Alex King on WordPress Theme Development

25 January 2007

tecosystems Redesign | alexking.org: Another good post by Alex King, this one about developing a new theme (and also about mixing business and friendship).

Rhapsody Rabbit Realization

24 January 2007

Rhapsody RabbitI've always loved the Bugs Bunny cartoon Rhapsody Rabbit and wished I had a recording of Liszt's Hungarian Rhapsody No. 2 performed by the pianist who performed it for that cartoon. Well, today I went down the rabbit hole searching for an answer.... And I found it. The pianist was Jakob Gimpel. I also found this fascinating story by Gimpel's son in which he hypothesizes that the pianist in "The Cat Concerto" (the Tom and Jerry version of Rhapsody Rabbit that won the Academy Award for Best Animated Short Film for 1946) was Shura Cherkassky. (See: The Cat Concerto Controversy (Mystery Solved?).) Now, to find a recording....

What is a podcast?

9 January 2007

Mike Arrington recently reignited some discussion about the definition of a blog.

I have a related question: What is a podcast?
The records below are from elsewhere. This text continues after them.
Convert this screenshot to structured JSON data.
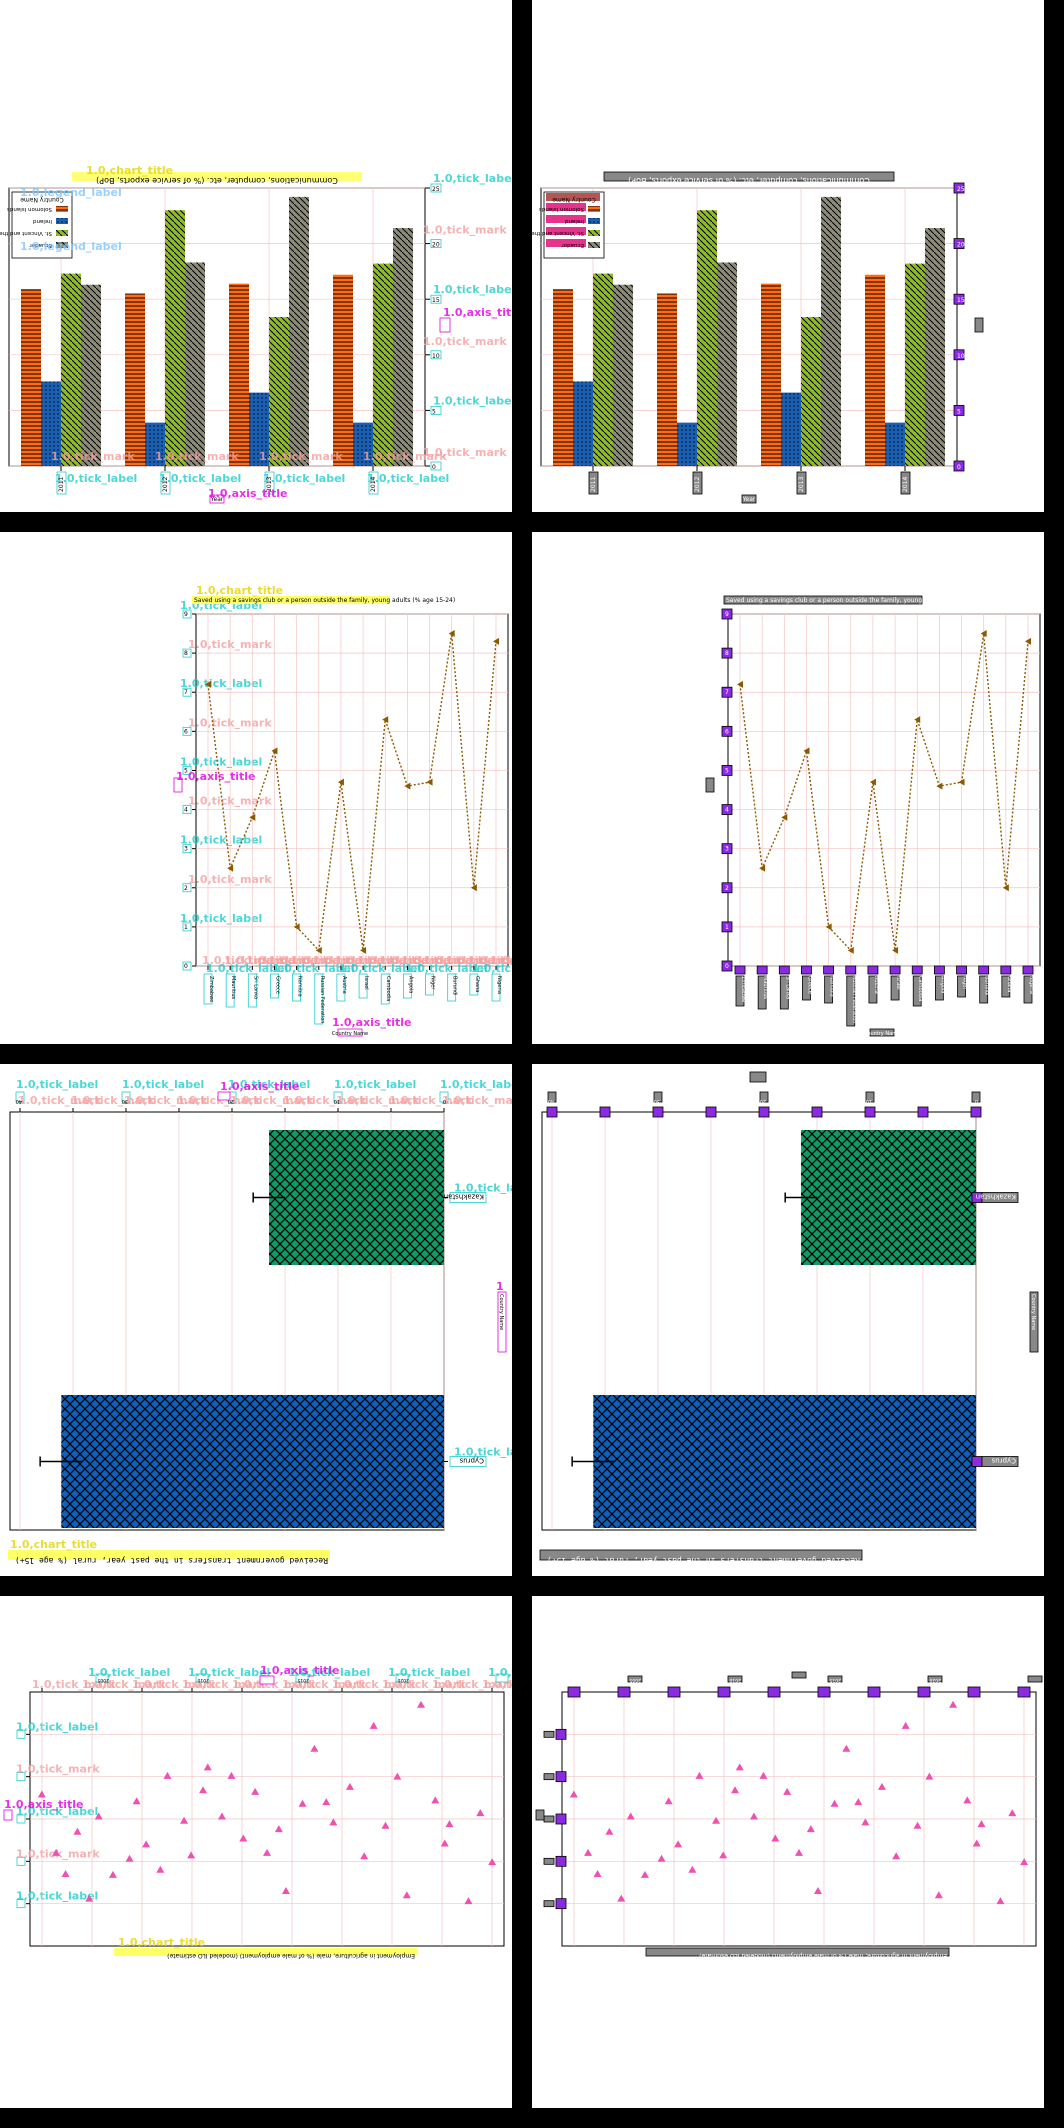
{
  "layout_note": "",
  "chart_data": [
    {
      "type": "bar",
      "title": "Communications, computer, etc. (% of service exports, BoP)",
      "xlabel": "Year",
      "ylabel": "",
      "categories": [
        "2011",
        "2012",
        "2013",
        "2014"
      ],
      "series": [
        {
          "name": "Solomon Islands",
          "color": "#ff6a13",
          "hatch": "hlines",
          "values": [
            15.9,
            15.5,
            16.4,
            17.2
          ]
        },
        {
          "name": "Ireland",
          "color": "#1b5fb3",
          "hatch": "dots",
          "values": [
            7.6,
            3.9,
            6.6,
            3.9
          ]
        },
        {
          "name": "St. Vincent and the Grenadines",
          "color": "#8fbc1e",
          "hatch": "diag",
          "values": [
            17.3,
            23.0,
            13.4,
            18.2
          ]
        },
        {
          "name": "Ecuador",
          "color": "#8c8c78",
          "hatch": "diag",
          "values": [
            16.3,
            18.3,
            24.2,
            21.4
          ]
        }
      ],
      "ylim": [
        0,
        25
      ],
      "ticks": [
        "0",
        "5",
        "10",
        "15",
        "20",
        "25"
      ],
      "legend_title": "Country Name",
      "legend_position": "top-left",
      "grid": true
    },
    {
      "type": "line",
      "title": "Saved using a savings club or a person outside the family, young adults (% age 15-24)",
      "xlabel": "Country Name",
      "ylabel": "",
      "categories": [
        "Zimbabwe",
        "Mauritius",
        "Sri Lanka",
        "Greece",
        "Namibia",
        "Russian Federation",
        "Austria",
        "Israel",
        "Cambodia",
        "Angola",
        "Niger",
        "Burundi",
        "Ghana",
        "Nigeria"
      ],
      "values": [
        7.2,
        2.5,
        3.8,
        5.5,
        1.0,
        0.4,
        4.7,
        0.4,
        6.3,
        4.6,
        4.7,
        8.5,
        2.0,
        8.3
      ],
      "ylim": [
        0,
        9
      ],
      "ticks": [
        "0",
        "1",
        "2",
        "3",
        "4",
        "5",
        "6",
        "7",
        "8",
        "9"
      ],
      "color": "#8b5a00",
      "grid": true
    },
    {
      "type": "bar",
      "orientation": "horizontal",
      "title": "Received government transfers in the past year, rural (% age 15+)",
      "ylabel": "Country Name",
      "categories": [
        "Kazakhstan",
        "Cyprus"
      ],
      "values": [
        16.5,
        36.1
      ],
      "errors": [
        1.5,
        2.0
      ],
      "colors": [
        "#119966",
        "#1060bb"
      ],
      "xlim": [
        0,
        40
      ],
      "ticks": [
        "40",
        "35",
        "30",
        "25",
        "20",
        "15",
        "10",
        "5",
        "0"
      ],
      "grid": true
    },
    {
      "type": "scatter",
      "title": "Employment in agriculture, male (% of male employment) (modeled ILO estimate)",
      "xlabel": "",
      "ylabel": "",
      "color": "#f050b0",
      "x": [
        2004,
        2004.6,
        2005,
        2005.5,
        2006,
        2006.4,
        2007,
        2007.7,
        2008,
        2008.4,
        2009,
        2009.3,
        2010,
        2010.3,
        2010.8,
        2011,
        2011.6,
        2012,
        2012.5,
        2013,
        2013.5,
        2014,
        2014.3,
        2015,
        2015.5,
        2016,
        2016.3,
        2017,
        2017.6,
        2018,
        2018.5,
        2019,
        2019.4,
        2020,
        2020.6,
        2021,
        2021.2,
        2022,
        2022.5,
        2023
      ],
      "y": [
        27.9,
        21.0,
        18.5,
        23.5,
        15.6,
        25.3,
        18.4,
        20.3,
        27.1,
        22.0,
        19.0,
        30.1,
        24.8,
        20.7,
        28.4,
        31.1,
        25.3,
        30.1,
        22.7,
        28.2,
        21.0,
        23.8,
        16.5,
        26.8,
        33.3,
        27.0,
        24.6,
        28.8,
        20.6,
        36.0,
        24.2,
        30.0,
        16.0,
        38.5,
        27.2,
        22.1,
        24.4,
        15.3,
        25.7,
        19.9
      ],
      "ylim": [
        10,
        40
      ],
      "ticks": [
        "2005",
        "2010",
        "2015",
        "2020"
      ],
      "grid": true
    }
  ]
}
I'm really only concerned with two technical questions:

  1. Does each feed item need an enclosure? If not, what ratio of items with enclosures to total items makes a feed a podcast?
  2. Does the enclosure need to be in a dedicated feed element, or is it okay to just put a link to the enclosure somewhere in the feed description? For example, is this a podcast? The publisher, a big RSS technology company, seems to think so.
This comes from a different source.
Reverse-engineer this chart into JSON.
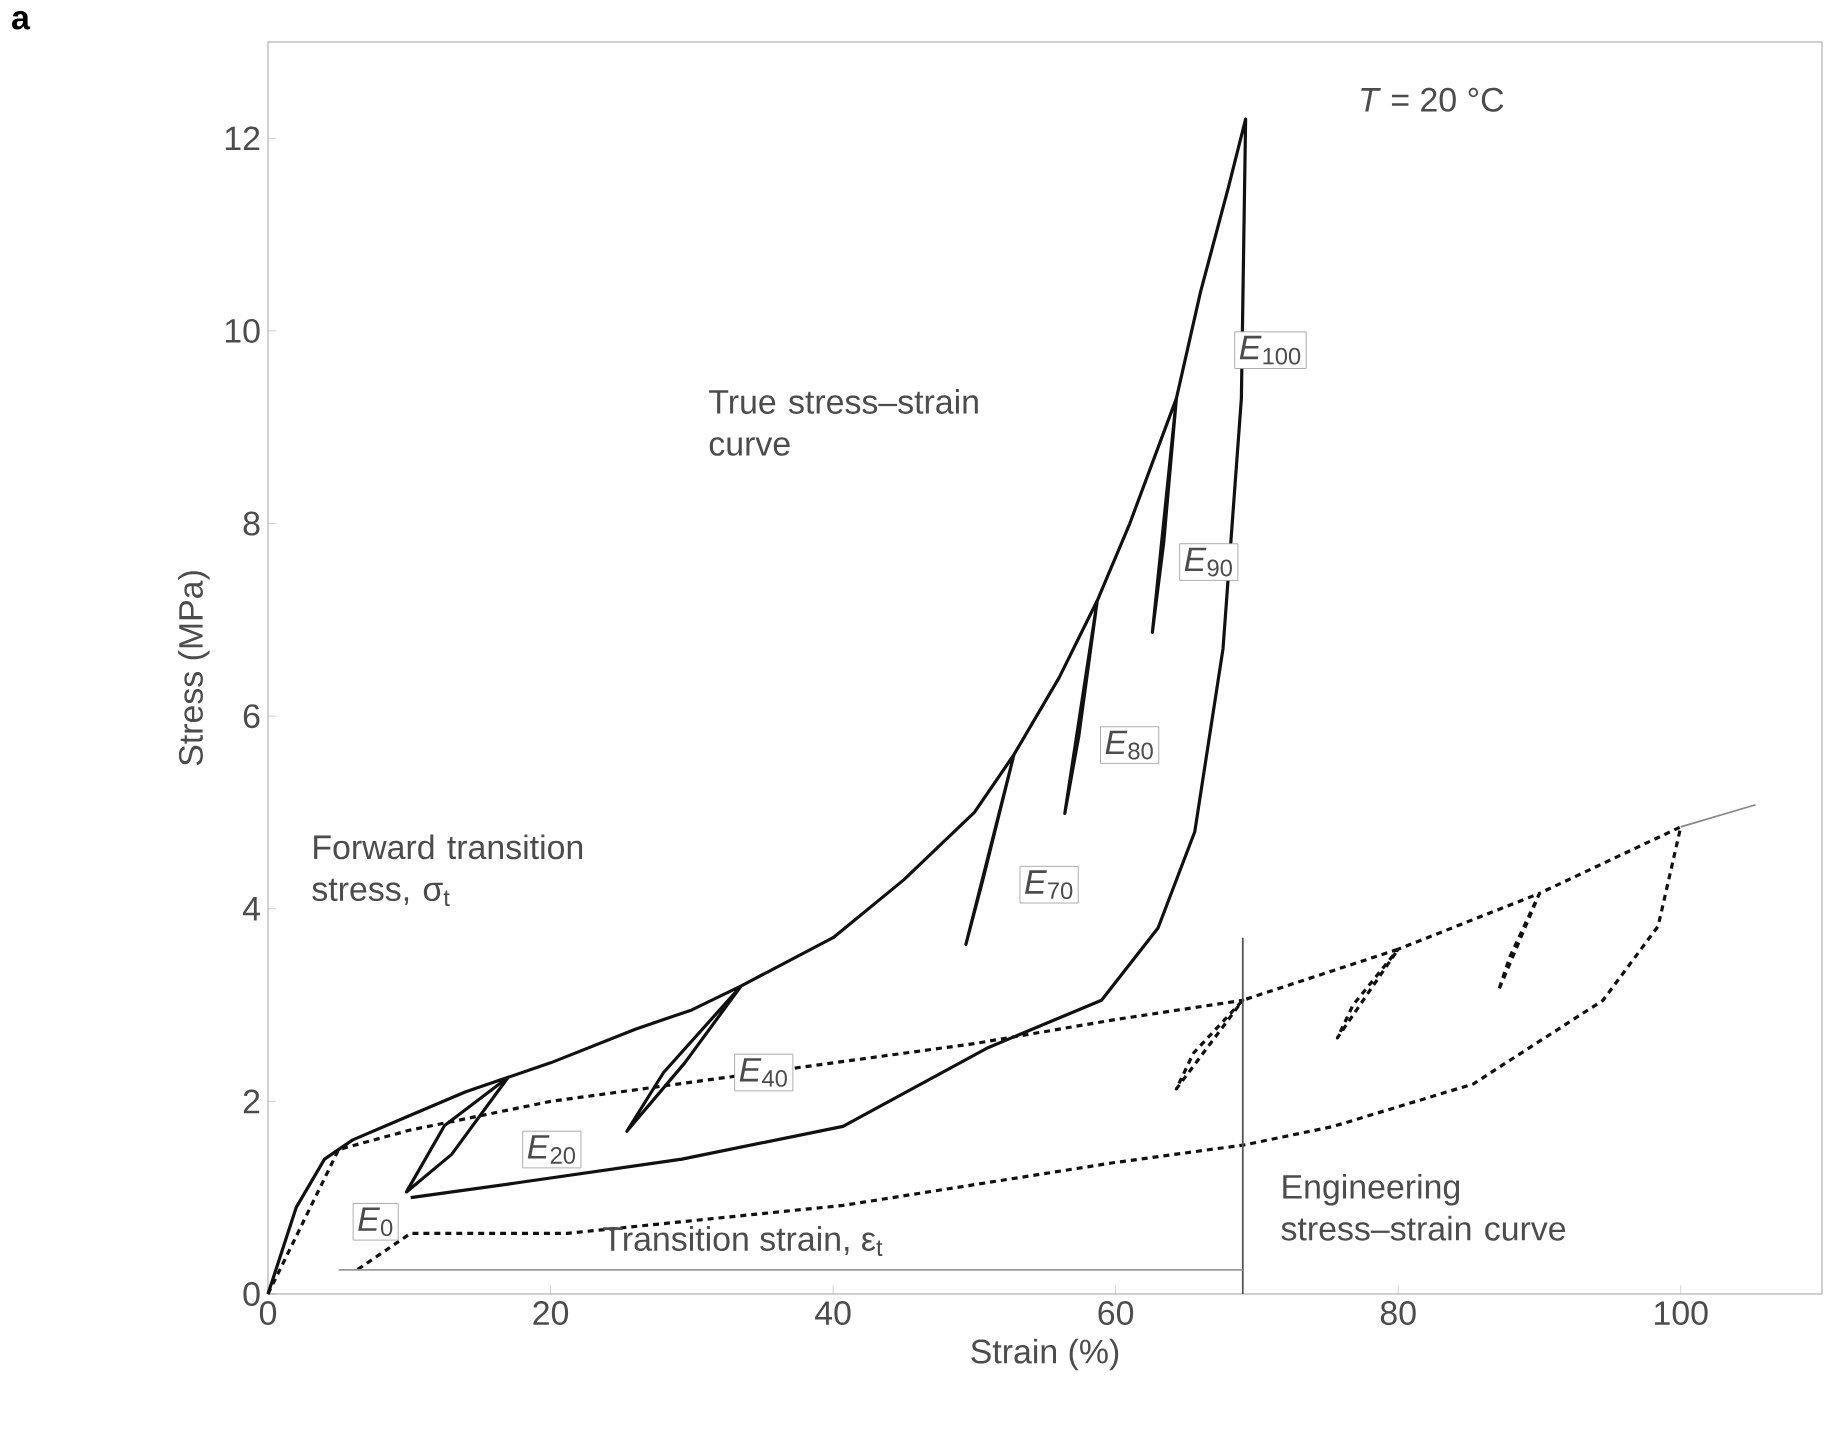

There are other debatable points, too, such as whether Public Radio feeds are really podcasts, but I'm more interested in the technical points.

Superhero Meme

4 January 2007

As seen on Scripting News and TechCrunch (among other places)...

Your results:
You are Hulk

Hulk
80%
Superman
65%
Spider-Man
60%
Green Lantern
60%
The Flash
55%
Iron Man
50%
Robin
45%
Catwoman
45%
Supergirl
35%
Wonder Woman
30%
Batman
25%
You are a wanderer with
amazing strength.
Hulk

Click here to take the Superhero Personality
Test

Without an analysis of why I was characterized as Hulk, I think this gimmick lacks social punch. Of course, I know what the questions were and what my answers were. So, I can understand being Hulk, but unless you take the Superhero Personality Test yourself, you'll have no idea why this post is at all interesting.